Paulus sprak in het Hebreeuws, wat merkwaardig was want de algemene voertaal in Jeruzalem was Aramees. Hebreeuws werd alleen nog in de Tempel gesproken en geen wonder dat de menigte stil viel, ze zullen moeite gehad hebben Paulus te volgen. Paulus vertelt nog eens het verhaal over zijn ontmoeting met Jezus van Nazareth in een visioen. Wij spreken altijd over bekering en onder bekering verstaan we dan het overstappen van de ene naar de andere godsdienst. Zo wordt dit verhaal van Paulus wel uitgelegd als een oproep aan het Joodse volk om over te stappen naar het Christendom. Maar dat staat er niet. Paulus sluit zich niet voor niets aan bij de bestaande tradities van het volk. Hij zet zichzelf in de traditie van Hebreeuwse Bijbel. Hij spreekt Hebreeuws en hij spreekt net als de vroegere profeten over een visioen. Het nieuwe testament dat wij als een unieke verzameling boeken voor het Christendom beschouwen is ook wel een verklarend aanhangsel van de Hebreeuwse Bijbel genoemd. De belofte van een bevrijder van Israël was al heel oud en Paulus had kennelijk een ontmoeting gehad met die bevrijder. Het had hem van bestrijder van de volgelingen van Jezus van Nazareth tot profeet van Jezus van Nazareth gemaakt, een profeet van de vrede.

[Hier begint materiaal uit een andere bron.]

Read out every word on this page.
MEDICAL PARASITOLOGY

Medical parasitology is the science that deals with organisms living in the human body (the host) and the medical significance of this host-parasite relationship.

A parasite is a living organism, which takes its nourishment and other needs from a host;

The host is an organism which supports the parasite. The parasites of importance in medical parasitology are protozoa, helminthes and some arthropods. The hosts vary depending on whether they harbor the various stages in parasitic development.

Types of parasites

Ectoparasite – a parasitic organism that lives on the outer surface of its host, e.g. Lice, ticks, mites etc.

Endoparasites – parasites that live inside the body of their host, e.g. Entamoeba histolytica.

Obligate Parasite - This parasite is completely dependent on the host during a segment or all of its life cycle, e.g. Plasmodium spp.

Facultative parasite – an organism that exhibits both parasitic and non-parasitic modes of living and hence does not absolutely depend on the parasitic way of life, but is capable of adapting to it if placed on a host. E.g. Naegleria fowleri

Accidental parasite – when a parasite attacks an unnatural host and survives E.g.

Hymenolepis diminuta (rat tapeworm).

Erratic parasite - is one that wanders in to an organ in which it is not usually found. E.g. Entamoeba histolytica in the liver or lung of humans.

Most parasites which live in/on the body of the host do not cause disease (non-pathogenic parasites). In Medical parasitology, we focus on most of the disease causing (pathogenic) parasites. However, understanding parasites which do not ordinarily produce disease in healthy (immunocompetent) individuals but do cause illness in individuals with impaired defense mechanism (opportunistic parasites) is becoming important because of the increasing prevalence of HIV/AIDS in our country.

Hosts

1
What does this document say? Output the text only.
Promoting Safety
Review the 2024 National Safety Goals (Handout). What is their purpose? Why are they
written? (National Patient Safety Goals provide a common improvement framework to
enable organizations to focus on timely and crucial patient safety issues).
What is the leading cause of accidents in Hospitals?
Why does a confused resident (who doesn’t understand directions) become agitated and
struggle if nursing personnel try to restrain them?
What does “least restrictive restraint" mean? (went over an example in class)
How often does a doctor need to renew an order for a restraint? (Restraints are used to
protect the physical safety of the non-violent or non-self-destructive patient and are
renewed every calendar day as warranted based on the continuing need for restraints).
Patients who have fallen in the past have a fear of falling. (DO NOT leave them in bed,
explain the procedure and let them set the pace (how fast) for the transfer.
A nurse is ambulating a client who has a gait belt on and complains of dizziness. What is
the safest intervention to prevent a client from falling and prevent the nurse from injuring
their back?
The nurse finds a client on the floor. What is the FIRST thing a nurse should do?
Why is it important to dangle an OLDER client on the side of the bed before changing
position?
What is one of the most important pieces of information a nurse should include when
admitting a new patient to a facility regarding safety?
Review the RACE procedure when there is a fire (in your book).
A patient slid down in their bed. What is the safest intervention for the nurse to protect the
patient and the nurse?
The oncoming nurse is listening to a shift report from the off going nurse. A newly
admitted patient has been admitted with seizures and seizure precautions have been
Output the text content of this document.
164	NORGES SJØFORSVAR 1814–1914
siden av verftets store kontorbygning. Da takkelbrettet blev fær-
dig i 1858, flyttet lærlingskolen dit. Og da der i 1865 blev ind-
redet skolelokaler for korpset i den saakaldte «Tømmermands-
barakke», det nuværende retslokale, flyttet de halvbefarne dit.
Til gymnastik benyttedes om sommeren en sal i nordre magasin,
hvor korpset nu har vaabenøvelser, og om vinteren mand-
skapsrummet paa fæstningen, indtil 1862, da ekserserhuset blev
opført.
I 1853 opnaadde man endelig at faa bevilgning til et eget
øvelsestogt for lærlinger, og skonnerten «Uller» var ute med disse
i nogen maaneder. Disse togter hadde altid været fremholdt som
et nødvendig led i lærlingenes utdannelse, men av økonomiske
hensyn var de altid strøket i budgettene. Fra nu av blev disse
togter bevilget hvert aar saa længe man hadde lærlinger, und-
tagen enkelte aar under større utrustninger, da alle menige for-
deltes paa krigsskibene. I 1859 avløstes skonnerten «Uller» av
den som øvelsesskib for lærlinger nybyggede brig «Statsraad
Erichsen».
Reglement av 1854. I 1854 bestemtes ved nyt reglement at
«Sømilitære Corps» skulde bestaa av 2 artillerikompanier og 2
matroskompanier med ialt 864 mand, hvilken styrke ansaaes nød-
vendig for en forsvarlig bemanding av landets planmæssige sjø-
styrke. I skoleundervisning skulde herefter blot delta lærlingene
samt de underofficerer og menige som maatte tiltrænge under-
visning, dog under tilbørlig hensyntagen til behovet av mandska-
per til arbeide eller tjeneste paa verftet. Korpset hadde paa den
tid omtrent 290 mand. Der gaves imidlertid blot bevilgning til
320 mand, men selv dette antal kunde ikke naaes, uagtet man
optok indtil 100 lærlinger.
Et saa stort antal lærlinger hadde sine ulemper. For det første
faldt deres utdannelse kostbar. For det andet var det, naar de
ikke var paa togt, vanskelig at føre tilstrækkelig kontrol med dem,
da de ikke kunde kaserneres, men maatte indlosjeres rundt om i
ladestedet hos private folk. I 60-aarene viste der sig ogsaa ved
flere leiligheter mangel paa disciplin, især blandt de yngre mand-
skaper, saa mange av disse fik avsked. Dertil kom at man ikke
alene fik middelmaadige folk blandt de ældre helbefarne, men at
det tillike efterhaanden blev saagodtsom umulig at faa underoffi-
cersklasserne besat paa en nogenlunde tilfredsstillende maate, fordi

Als  blinde ging hij naar Damascus, als ziende kwam hij terug naar Jeruzalem. Wij mogen hopen dat ook vandaag in Israël de ogen open gaan voor de Weg van de vrede, we mogen daar aan werken door Israël en Palestina samen te steunen. Maar de broeders waarover gesproken wordt kan ook vertaald worden met medegelovigen. Paulus sluit zich in de eerste zin dus al aan bij de verhoudingen die voor het volk vastlagen. Het Sanhedrin als hoofd en het volk als de kinderen. Paulus versterkt de band met de opgewonden menigte nog door uitgebreid te vertellen hoe hij door het Sanhedrin was gemachtigd om volgers van Jezus van Nazareth gevangen te nemen. Hij was er zelfs op uitgestuurd om dat in het buitenland te doen. Joden en vrienden van de Joden ook in de verstrooiing, door het hele Romeinse Rijk hadden niet bang hoeven te zijn voor hun geloof en traditie want Paulus stond er pal voor. Alleen de Messias zelf had ingegrepen. Die was hem op de weg naar Damascus verschenen in een verblindend licht. Er was hem een lichtje opgegaan. Wij mogen dat soms ook hopen. Wij mogen hopen dat het licht bij ons ook gaat schijnen op de minsten, de vluchtelingen die aan onze poort kloppen, de mensen die zorg nodig hebben, de kinderen die mishandeld en uitgebuit worden. Als we daar op letten dan verschijnt die Messias ook aan ons.